Visualizing US Arrests with Hierarchical Clustering and t-SNE
Clustering techniques are powerful tools for uncovering hidden patterns in data. In the field of machine learning, they help us group similar data points without prior labels. While K-Means is an effective and widely used clustering algorithm, as discussed in the previous blog post , it has limitations, such as requiring the number of clusters to be predefined.
To build on that analysis, we’ll explore hierarchical clustering, which offers a more flexible approach by revealing cluster structures at multiple levels.

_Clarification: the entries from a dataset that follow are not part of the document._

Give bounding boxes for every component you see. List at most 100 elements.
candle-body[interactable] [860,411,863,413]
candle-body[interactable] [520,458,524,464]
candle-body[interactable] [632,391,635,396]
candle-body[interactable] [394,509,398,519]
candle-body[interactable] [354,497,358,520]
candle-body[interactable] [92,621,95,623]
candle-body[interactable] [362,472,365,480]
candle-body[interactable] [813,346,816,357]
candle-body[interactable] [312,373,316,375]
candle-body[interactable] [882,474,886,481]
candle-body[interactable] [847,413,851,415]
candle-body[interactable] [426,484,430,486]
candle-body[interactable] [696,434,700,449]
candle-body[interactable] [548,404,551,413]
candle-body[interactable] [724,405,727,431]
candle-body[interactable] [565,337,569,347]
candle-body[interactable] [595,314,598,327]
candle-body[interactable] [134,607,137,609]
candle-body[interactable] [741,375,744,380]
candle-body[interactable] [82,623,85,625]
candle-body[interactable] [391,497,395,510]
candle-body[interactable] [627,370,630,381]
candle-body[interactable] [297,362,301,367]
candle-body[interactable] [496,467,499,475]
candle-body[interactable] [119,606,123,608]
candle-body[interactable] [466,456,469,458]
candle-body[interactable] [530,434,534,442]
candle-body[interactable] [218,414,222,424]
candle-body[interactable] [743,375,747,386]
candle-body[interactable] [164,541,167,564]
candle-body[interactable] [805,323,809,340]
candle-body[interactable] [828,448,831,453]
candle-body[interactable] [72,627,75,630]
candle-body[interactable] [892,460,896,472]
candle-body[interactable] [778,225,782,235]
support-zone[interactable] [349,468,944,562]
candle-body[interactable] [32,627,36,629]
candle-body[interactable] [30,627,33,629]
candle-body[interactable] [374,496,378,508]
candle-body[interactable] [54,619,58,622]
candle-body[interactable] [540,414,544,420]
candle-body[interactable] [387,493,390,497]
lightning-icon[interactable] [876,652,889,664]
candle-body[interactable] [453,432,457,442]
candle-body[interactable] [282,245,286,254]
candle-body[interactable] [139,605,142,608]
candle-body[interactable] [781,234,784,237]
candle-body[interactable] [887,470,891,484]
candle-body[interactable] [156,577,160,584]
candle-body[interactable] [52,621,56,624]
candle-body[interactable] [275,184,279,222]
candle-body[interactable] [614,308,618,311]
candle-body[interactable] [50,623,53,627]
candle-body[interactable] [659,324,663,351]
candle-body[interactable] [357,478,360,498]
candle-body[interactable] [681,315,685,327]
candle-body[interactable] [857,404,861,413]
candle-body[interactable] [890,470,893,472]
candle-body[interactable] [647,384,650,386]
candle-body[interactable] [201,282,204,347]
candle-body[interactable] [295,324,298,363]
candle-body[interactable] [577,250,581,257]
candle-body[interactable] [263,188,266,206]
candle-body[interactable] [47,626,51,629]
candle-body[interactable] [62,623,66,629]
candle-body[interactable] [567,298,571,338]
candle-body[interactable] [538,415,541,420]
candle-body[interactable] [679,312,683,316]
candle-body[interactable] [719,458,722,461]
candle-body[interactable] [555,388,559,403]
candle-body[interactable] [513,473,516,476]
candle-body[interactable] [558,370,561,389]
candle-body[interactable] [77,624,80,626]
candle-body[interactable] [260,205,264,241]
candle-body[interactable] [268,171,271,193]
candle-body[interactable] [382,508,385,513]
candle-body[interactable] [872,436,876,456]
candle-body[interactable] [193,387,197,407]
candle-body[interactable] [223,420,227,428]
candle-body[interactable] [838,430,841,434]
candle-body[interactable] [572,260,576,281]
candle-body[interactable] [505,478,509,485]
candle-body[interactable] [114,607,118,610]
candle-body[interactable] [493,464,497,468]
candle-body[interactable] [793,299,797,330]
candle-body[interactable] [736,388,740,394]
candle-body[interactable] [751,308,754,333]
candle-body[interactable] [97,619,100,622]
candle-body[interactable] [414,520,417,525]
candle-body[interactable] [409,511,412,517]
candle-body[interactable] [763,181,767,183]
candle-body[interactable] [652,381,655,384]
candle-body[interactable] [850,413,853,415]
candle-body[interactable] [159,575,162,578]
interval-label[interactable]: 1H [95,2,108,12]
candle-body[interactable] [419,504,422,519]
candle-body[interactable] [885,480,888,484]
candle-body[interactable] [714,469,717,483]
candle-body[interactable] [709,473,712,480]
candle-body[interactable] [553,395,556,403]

Additionally, we’ll leverage t-Distributed Stochastic Neighbor Embedding (t-SNE), a powerful dimensionality reduction technique to visualize the complex relationships within the data.
Using the US Arrests dataset, which contains crime statistics for each U.S. state, we’ll identify natural groupings and analyze regional crime trends. By comparing hierarchical clustering with K-Means and enhancing our visual understanding with t-SNE, we aim to gain deeper insights into crime patterns across the United States.
Table of Contents
Understanding the US Arrests Dataset
This dataset captures arrest rates per 100,000 residents for three major crimes—assault, murder, and rape—across all 50 U.S. states in 1973. Additionally, it includes the percentage of the population living in urban areas (UrbanPop), offering insights into how crime correlates with urbanization.
Why This Dataset?
- Structured for clustering: The numeric features (arrest rates) allow us to group states with similar crime profiles.
- Temporal snapshot: The 1973 data provide a historical lens, revealing trends before modern policing reforms.
- Urban-rural dynamics: UrbanPop lets us explore whether crime rates scale with city density.
How We’ll Use It
By applying hierarchical clustering, we’ll identify natural groupings of states with comparable crime patterns. Later, t-SNE will help visualize these relationships in 2D, validating whether clusters align with geographic or socioeconomic trends.
Hierarchical Clustering Explained
Hierarchical clustering is an unsupervised machine learning algorithm used to group unlabeled data points based on their similarity. Like K-Means clustering, it aims to find natural clusters in the data. However, a key difference is that hierarchical clustering does not require specifying the number of clusters (K) in advance, making it more flexible for exploratory analysis.
Unlike K-Means, which assigns points to fixed clusters, hierarchical clustering produces a tree-like structure called a dendrogram. This structure allows us to see how clusters are formed at different levels, making it easier to analyze relationships between data points.
Types of Hierarchical Clustering
Hierarchical clustering comes in two main flavors:
- Agglomerative (Bottom-Up)
This is the most common approach. It starts by treating each data point as its own cluster, then iteratively merges the closest pairs of clusters until all points belong to a single cluster. This process is visualized in a dendrogram, where lower branches represent smaller clusters that merge into larger ones. - Divisive (Top-Down)
Less commonly used, this method starts with all data points in one large cluster and recursively splits them into smaller clusters. It continues dividing until each data point is in its own individual cluster.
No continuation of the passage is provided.